Quant aux fonds mobilisés pour les programmes de développement, ils comprennent un montant de 16,1 millions USD pour le secteur économique, 13,4 millions USD pour l’environnement, 37 millions pour le social et 0,5 million USD pour la gouvernance.Outre les contributions financières fournies pour appuyer les efforts des pouvoirs publics déployés dans divers domaines, le Système des Nations unies a élaboré une analyse sur l’impact socioéconomique de la crise de la Covid-19 en collaboration avec le Bureau de la Commission Economique pour l’Afrique.
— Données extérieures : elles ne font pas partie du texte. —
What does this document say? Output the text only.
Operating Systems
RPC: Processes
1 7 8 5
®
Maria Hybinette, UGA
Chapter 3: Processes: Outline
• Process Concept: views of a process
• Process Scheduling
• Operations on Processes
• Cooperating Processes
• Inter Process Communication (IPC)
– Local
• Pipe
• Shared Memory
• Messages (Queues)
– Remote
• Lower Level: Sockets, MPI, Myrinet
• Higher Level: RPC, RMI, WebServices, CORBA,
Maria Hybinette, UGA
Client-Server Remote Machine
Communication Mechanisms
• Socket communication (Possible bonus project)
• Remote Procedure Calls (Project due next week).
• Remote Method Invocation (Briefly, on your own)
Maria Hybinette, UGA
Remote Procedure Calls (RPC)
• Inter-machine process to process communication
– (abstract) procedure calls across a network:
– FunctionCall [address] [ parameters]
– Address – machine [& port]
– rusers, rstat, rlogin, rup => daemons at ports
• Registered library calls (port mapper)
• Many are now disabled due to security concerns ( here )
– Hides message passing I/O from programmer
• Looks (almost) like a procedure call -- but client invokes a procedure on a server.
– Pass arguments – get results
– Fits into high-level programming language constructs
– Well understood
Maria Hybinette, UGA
Des enquêtes de ménages et d’entreprises ont été également lancées pour évaluer l’impact socioéconomique de la pandémie en partenariat avec le Conseil national économique, social et environnemental (CNESE) et plusieurs autres ministères, et ce, dans l’objectif de mieux affiner les mesures de soutien des Nations unies.

L’impact sanitaire et socioéconomique de la pandémie atténué

L’année 2020 a été « particulière » pour la coopération entre l’Algérie et le Système des Nations Unies, a relevé le même rapport, soulignant que l’Algérie a joué un rôle de co-facilitateur pour la mise en oeuvre de la réforme du Système de Développement de l’ONU. « Grâce à un système de santé solide et des mesures d’aide pour la prise en charge des effets de la pandémie, l’Algérie a pu atténuer l’impact sanitaire et socioéconomique, notamment sur les personnes les plus vulnérables », a souligné en outre le coordonnateur résident du Système des Nations unies en Algérie, Eric Overvest, dans son avant-propos. Tout en évoquant la mobilisation de « grands » efforts humains et financiers pour faire face à cette pandémie, M. Overvest a tenu à rendre hommage à toutes les personnes mobilisées pour assurer la continuité des services durant la période de confinement, en particulier le personnel du secteur de la santé.

Pour l’année 2021, le SNU compte élaborer un Cadre de Coopération de « nouvelle génération » (UNSDCF) pour la période 2022-2026, qui sera ancré dans l’Agenda 2030 qui devra contribuer à accélérer les progrès vers l’atteinte des Objectifs de développement durable (ODD) et répondre aux priorités nationales de développement de l’Algérie, telles que définies par le Plan d’action du Gouvernement 2020-2024. En parallèle, le SNU envisage aussi de poursuivre les actions consacrées à la riposte sanitaire à la pandémie et à l’atténuation des impacts socioéconomique induits par la crise de la Covid-19. Les actions et programmes déjà entrepris pour renforcer la résilience des catégories vulnérables à travers plusieurs thématiques continueront, notamment celles liées à la protection des plus vulnérables, au développement de l’entreprenariat des jeunes et des femmes et au soutien des PME, a mentionné le rapport. Le SNU se projette aussi d’agir tant au niveau du développement des compétences, que sur les mécanismes d’insertion et d’orientation pour la création d’activités nouvelles notamment dans le domaine de l’économie sociale et solidaire, et de l’économie verte et circulaire.